The best day of the Major League Baseball season has finally arrived. No more ripping out sheets from the day planner; no more taking chocolates in the shape of 70s relief pitchers from the Advent calendar. Hooray for FORBES Baseball Team Valuations Day! Now you can see how your team is doing in the most important standings of all: making billionaires richer!
(As Commissioner, I demand you stop telling them the owners are making money!)
The rankings provide few surprises (Dallas’ team is 16th? Detroit is 17th? Does Philadelphia know it has nearly six million people in the metro area?) and a few bitter disappointments (Miami has over five million people in its metro area and a Latin-heavy population that loves baseball but Loria will happily live off the revenue sharing money?
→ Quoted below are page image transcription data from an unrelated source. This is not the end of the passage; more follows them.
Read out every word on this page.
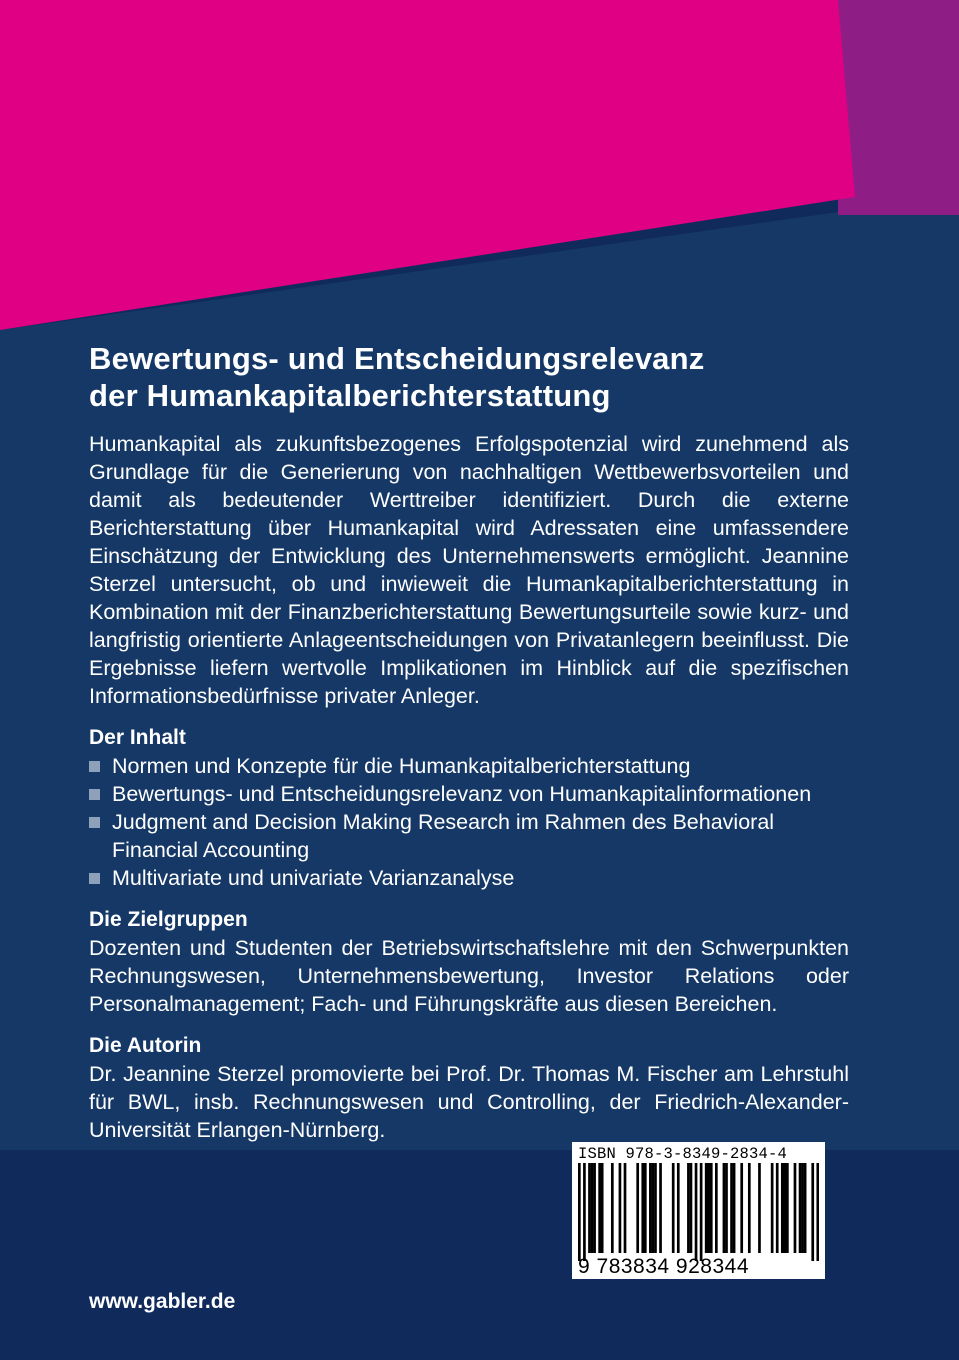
Bewertungs- und Entscheidungsrelevanz
der Humankapitalberichterstattung

Humankapital als zukunftsbezogenes Erfolgspotenzial wird zunehmend als Grundlage für die Generierung von nachhaltigen Wettbewerbsvorteilen und damit als bedeutender Werttreiber identifiziert. Durch die externe Berichterstattung über Humankapital wird Adressaten eine umfassendere Einschätzung der Entwicklung des Unternehmenswerts ermöglicht. Jeannine Sterzel untersucht, ob und inwieweit die Humankapitalberichterstattung in Kombination mit der Finanzberichterstattung Bewertungsurteile sowie kurz- und langfristig orientierte Anlageentscheidungen von Privatanlegern beeinflusst. Die Ergebnisse liefern wertvolle Implikationen im Hinblick auf die spezifischen Informationsbedürfnisse privater Anleger.

Der Inhalt
Normen und Konzepte für die Humankapitalberichterstattung
Bewertungs- und Entscheidungsrelevanz von Humankapitalinformationen
Judgment and Decision Making Research im Rahmen des Behavioral Financial Accounting
Multivariate und univariate Varianzanalyse
Die Zielgruppen

Dozenten und Studenten der Betriebswirtschaftslehre mit den Schwerpunkten Rechnungswesen, Unternehmensbewertung, Investor Relations oder Personalmanagement; Fach- und Führungskräfte aus diesen Bereichen.

Die Autorin

Dr. Jeannine Sterzel promovierte bei Prof. Dr. Thomas M. Fischer am Lehrstuhl für BWL, insb. Rechnungswesen und Controlling, der Friedrich-Alexander-Universität Erlangen-Nürnberg.

ISBN 978-3-8349-2834-4
9 783834 928344
www.gabler.de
Afraid of success much?).
However, our favorite part of the list every year continues to be putting the lie to the owners: every single one of them made a profit last year.
True, three teams (Yanks, Red Sox, Blue Jays) posted operating losses last year, but each made a boatload more back off their cable properties. (YES Network might be worth 2-3 times more than the Yankees themselves. Do you figure that happens without the team-related content?)
Please take the next opportunity you have to meet an MLB team owner to laugh in their faces. The teams have dropped player costs from 66% of revenue to 56% since 2002. Their revenues are up nearly 8%. Teams are worth 143% more than they were in 1998. No one’s coming out the other side of a baseball team purchase poorer than they came in.
No, not even Jeffrey Loria. Dude could screw up a request to have the sun rise in the east, but he can’t lose money on baseball.







12:59 pm on April 17th, 2008
If they mated: Bud Selig and Droopy.
2:30 pm on April 17th, 2008
That’s an abomination on numerous levels. I mean, no worse than canceling the World Series, but still.